Обе концепции в англо-саксонской модели не дублируют, а взаимодополняют друг друга, отличаясь исключительно по скорости достижения искомого политического результата:

- концепция «жесткой силы» очень эффективна для оказания силового принуждения на противника с целью получения политических преимуществ в настоящей точке политического процесса, причем принцип «силового умиротворения» позволяет использовать методы насильственного принуждения и в мирное время, прикрываясь глобальной миротворческой деятельностью;

- концепция «мягкой силы», как правило, рассчитана на отложенный результат: подготовка и проведение таких психологических операций как «бархатные революции» требует времени. Однако, эффект от технологий «мягкой силы» сохраняется в течение более длительного времени: проамериканские режимы в странах, где победили «бархатные революции», до сих пор у власти и проводят внешнеполитический курс, полностью ориентированный на национальные интересы США.

В третьей главе также представлена разработанная автором модель англо-саксонской психологической операции, основанная на технологиях политической стратификации, политической поляризации и управлении цепными поведенческими реакциями.

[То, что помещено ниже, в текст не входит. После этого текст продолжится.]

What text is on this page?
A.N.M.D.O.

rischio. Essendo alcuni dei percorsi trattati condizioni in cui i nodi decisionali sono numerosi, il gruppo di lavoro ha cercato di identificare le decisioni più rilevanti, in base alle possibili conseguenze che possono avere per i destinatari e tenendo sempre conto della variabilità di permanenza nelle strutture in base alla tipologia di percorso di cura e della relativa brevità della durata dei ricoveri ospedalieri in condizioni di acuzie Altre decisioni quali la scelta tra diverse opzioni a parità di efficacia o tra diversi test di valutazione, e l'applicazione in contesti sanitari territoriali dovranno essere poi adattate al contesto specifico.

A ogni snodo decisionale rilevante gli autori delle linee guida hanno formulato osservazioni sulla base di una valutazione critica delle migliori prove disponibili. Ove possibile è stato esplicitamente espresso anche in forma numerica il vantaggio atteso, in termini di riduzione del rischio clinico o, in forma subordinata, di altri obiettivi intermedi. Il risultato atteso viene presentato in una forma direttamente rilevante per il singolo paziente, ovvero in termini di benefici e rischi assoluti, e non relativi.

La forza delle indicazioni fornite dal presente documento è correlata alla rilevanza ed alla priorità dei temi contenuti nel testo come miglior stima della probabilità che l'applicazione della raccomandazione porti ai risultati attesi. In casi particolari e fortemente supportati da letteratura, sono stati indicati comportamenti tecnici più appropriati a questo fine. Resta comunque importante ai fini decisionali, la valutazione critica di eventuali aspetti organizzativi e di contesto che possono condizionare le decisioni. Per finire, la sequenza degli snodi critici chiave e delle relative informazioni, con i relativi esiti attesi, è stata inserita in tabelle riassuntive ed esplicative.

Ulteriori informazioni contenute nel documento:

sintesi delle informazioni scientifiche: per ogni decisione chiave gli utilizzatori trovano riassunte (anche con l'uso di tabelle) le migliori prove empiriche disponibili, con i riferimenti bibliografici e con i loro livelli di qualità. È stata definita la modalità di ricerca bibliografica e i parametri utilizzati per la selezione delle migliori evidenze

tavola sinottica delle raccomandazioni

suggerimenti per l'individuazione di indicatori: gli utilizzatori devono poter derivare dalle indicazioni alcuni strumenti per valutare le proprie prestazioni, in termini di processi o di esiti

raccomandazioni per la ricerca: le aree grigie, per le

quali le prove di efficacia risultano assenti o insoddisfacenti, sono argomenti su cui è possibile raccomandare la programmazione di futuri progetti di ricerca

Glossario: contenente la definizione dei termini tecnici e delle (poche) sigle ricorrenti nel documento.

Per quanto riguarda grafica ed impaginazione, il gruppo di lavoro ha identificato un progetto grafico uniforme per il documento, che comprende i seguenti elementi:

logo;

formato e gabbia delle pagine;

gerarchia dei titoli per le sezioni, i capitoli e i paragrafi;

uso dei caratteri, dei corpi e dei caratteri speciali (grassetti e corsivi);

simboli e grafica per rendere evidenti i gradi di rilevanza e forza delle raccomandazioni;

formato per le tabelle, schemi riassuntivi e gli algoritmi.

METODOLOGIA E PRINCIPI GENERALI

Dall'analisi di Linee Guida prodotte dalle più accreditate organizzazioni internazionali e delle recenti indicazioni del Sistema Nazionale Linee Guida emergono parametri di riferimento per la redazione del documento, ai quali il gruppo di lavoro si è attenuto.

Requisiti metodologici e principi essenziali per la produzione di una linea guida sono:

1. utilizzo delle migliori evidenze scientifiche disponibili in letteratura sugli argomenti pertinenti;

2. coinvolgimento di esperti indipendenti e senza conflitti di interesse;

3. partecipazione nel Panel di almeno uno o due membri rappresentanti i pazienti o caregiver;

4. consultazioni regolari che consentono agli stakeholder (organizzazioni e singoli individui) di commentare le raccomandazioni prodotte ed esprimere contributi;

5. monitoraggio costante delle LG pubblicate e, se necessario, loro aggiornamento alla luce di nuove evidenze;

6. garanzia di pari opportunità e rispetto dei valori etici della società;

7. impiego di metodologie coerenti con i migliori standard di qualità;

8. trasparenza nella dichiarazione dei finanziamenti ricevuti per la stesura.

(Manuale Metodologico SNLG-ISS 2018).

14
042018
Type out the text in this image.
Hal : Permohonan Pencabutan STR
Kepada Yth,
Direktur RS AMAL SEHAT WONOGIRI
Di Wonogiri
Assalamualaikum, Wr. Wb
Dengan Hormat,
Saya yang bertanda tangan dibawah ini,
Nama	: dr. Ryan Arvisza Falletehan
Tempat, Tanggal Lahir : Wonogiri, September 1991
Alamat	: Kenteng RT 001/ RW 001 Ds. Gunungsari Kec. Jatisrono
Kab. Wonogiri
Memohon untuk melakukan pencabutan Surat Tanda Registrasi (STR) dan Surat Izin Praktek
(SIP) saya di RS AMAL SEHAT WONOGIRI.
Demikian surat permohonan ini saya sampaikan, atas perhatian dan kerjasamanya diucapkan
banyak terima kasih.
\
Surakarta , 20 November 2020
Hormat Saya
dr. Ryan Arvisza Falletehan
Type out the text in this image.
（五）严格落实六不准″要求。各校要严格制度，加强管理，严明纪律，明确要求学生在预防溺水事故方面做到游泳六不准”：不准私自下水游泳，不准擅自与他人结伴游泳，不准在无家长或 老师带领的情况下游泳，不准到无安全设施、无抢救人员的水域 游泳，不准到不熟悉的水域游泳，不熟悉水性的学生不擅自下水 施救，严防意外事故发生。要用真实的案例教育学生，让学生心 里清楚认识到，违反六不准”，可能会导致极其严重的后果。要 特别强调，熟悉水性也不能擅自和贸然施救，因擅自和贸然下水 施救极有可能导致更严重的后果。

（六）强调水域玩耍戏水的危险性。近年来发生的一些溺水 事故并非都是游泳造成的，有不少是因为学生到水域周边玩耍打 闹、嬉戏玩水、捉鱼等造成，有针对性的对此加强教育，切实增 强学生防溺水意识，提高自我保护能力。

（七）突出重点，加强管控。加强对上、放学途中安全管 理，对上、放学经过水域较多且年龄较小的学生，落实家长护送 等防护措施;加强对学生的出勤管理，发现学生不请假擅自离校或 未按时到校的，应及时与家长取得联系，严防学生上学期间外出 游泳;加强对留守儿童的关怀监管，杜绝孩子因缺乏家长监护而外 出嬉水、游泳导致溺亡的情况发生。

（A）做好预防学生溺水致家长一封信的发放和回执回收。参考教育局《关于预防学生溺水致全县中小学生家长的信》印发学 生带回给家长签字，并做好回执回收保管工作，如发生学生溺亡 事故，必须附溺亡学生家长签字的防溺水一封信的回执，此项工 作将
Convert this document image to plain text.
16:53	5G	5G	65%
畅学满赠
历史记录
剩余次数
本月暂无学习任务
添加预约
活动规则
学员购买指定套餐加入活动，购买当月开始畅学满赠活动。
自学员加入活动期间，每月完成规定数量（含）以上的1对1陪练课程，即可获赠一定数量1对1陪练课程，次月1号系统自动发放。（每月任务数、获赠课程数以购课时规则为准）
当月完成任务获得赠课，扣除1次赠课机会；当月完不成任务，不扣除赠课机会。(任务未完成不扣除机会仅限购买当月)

События 8 августа 2008 г. в Южной Осетии и развернувшаяся одновременно с ними информационная война стали наглядной иллюстрацией сделанных в диссертации теоретических выводов и заключений: психологические операции, проводимые Грузией и стоящими за ней силами против России в период войны в Южной Осетии, четко соответствовали схемам и шаблонам сформулированной в диссертации англосаксонской модели психологического управления конфликтами. В ходе конфликта за информационными и психологическими атаками грузинских внешнеполитических и военных ведомств и поддерживающих их западных СМИ (CNN, BBC, Рейтер, Блумберг и др.) угадывался индивидуальный почерк американских политтехнологов. В этом почерке можно было выделить приверженность к традиционным для англосаксонской культуры идеологическим шаблонам и штампам, использование отработанных на других театрах военных действий (в Ираке, Афганистане, Югославии) тактических схем проведения психологических операций, особую организацию работы СМИ по освещению конфликта и производству политических комментариев, аналитики, пиар-новостей. На прямое участие США также указывают попытки применения в психологической войне против России технологий информационно-психологического воздействия, эффективно действующих только в среде с преимущественно протестантским мировоззрением и психологией общества потребления, то есть разработанных в расчете на электорат, близкий по своему менталитету к англосаксам.

Технологическая схема англосаксонской модели психологического управления конфликтами достаточно проста:

1. В регионе, в котором между населяющими его народами существуют скрытые межэтнические, территориальные, межконфессиональные или иные противоречия, инициируется локальный вооруженный конфликт. Причем, лучше всего для этих целях подходят уже существующие конфликты низкой интенсивности или «замороженные» конфликты.

При этом сам конфликт для англосаксонской модели необходим в первую очередь как производственный конвейер для пиар-новостей, способных сфокусировать в нужной точке процесса внимание мирового сообщества, и как ловушка для государств, которые после выхода ситуации из под контроля (например, если начнется геноцид мирного населения) будут вынуждены в него вмешаться.

2. Локальный вооруженный конфликт должен интенсивно разрастаться до тех пор, пока он явным образом не затронет одного из крупных акторов международных отношений, имеющих законные интересы в этом регионе. Часто именно на него бывает нацелена вся психологическая операция стратегического уровня. Актор в связи с конфликтом может принять различные решения, например, решение о прямом вмешательстве или о наблюдении со стороны; однако любая его позиция по отношению к политическим союзникам, втянутым в конфликт, становится уязвимой для психологических атак. Прямое вмешательство в конфликт неизбежно делает политическую трактовку ситуации неоднозначной, по крайней мере, на первых этапах развития миротворческих усилий.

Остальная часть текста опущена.